Computational simulations to dissect the cell immune response dynamics for severe and critical cases of SARS-CoV-2 infection.

ABSTRACT

BACKGROUND: COVID-19 is a global pandemic leading to high death tolls worldwide day by day. Clinical evidence suggests that COVID-19 patients can be classified as non-severe, severe, and critical cases. In particular, studies have highlighted the relationship between lymphopenia and the severity of the illness, where CD8+ T cells have the lowest levels in critical cases. However, a quantitative understanding of the immune responses in COVID-19 patients is still missing. OBJECTIVES: In this work, we aim to elucidate the key parameters that define the course of the disease deviating from severe to critical cases. The dynamics of different immune cells are taken into account in mechanistic models to elucidate those that contribute to the worsening of the disease.

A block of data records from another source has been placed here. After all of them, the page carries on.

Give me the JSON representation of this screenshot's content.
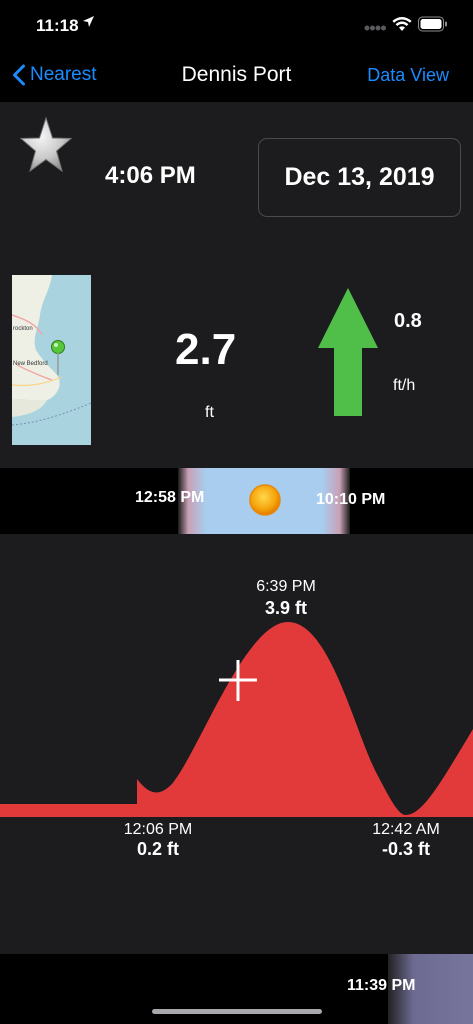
{
  "status_bar": {
    "time": "11:18"
  },
  "nav": {
    "back_label": "Nearest",
    "title": "Dennis Port",
    "right_label": "Data View"
  },
  "summary": {
    "current_time": "4:06 PM",
    "date": "Dec 13, 2019",
    "tide_height": "2.7",
    "tide_height_unit": "ft",
    "rate": "0.8",
    "rate_unit": "ft/h",
    "favorite": false
  },
  "daylight": {
    "sunrise": "12:58 PM",
    "sunset": "10:10 PM"
  },
  "tide_chart": {
    "high": {
      "time": "6:39 PM",
      "height": "3.9 ft"
    },
    "low_1": {
      "time": "12:06 PM",
      "height": "0.2 ft"
    },
    "low_2": {
      "time": "12:42 AM",
      "height": "-0.3 ft"
    }
  },
  "moon": {
    "moonrise": "11:39 PM"
  },
  "colors": {
    "accent": "#1a8cff",
    "arrow": "#4fbf4a",
    "water_high": "#1e2fb8",
    "water_low": "#e23a3a"
  }
}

METHODS: Several mathematical models based on ordinary differential equations are proposed to represent data sets of different immune response cells dynamics such as CD8+ T cells, NK cells, and also CD4+ T cells in patients with SARS-CoV-2 infection. Parameter fitting is performed using the differential evolution algorithm. Non-parametric bootstrap approach is introduced to abstract the stochastic environment of the infection. RESULTS: The mathematical model that represents the data more appropriately is considering CD8+ T cell dynamics. This model had a good fit to reported experimental data, and in accordance with values found in the literature. The NK cells and CD4+ T cells did not contribute enough to explain the dynamics of the immune responses. CONCLUSIONS: Our computational results highlight that a low viral clearance rate by CD8+ T cells could lead to the severity of the disease. This deregulated clearance suggests that it is necessary immunomodulatory strategies during the course of the infection to avoid critical states in COVID-19 patients.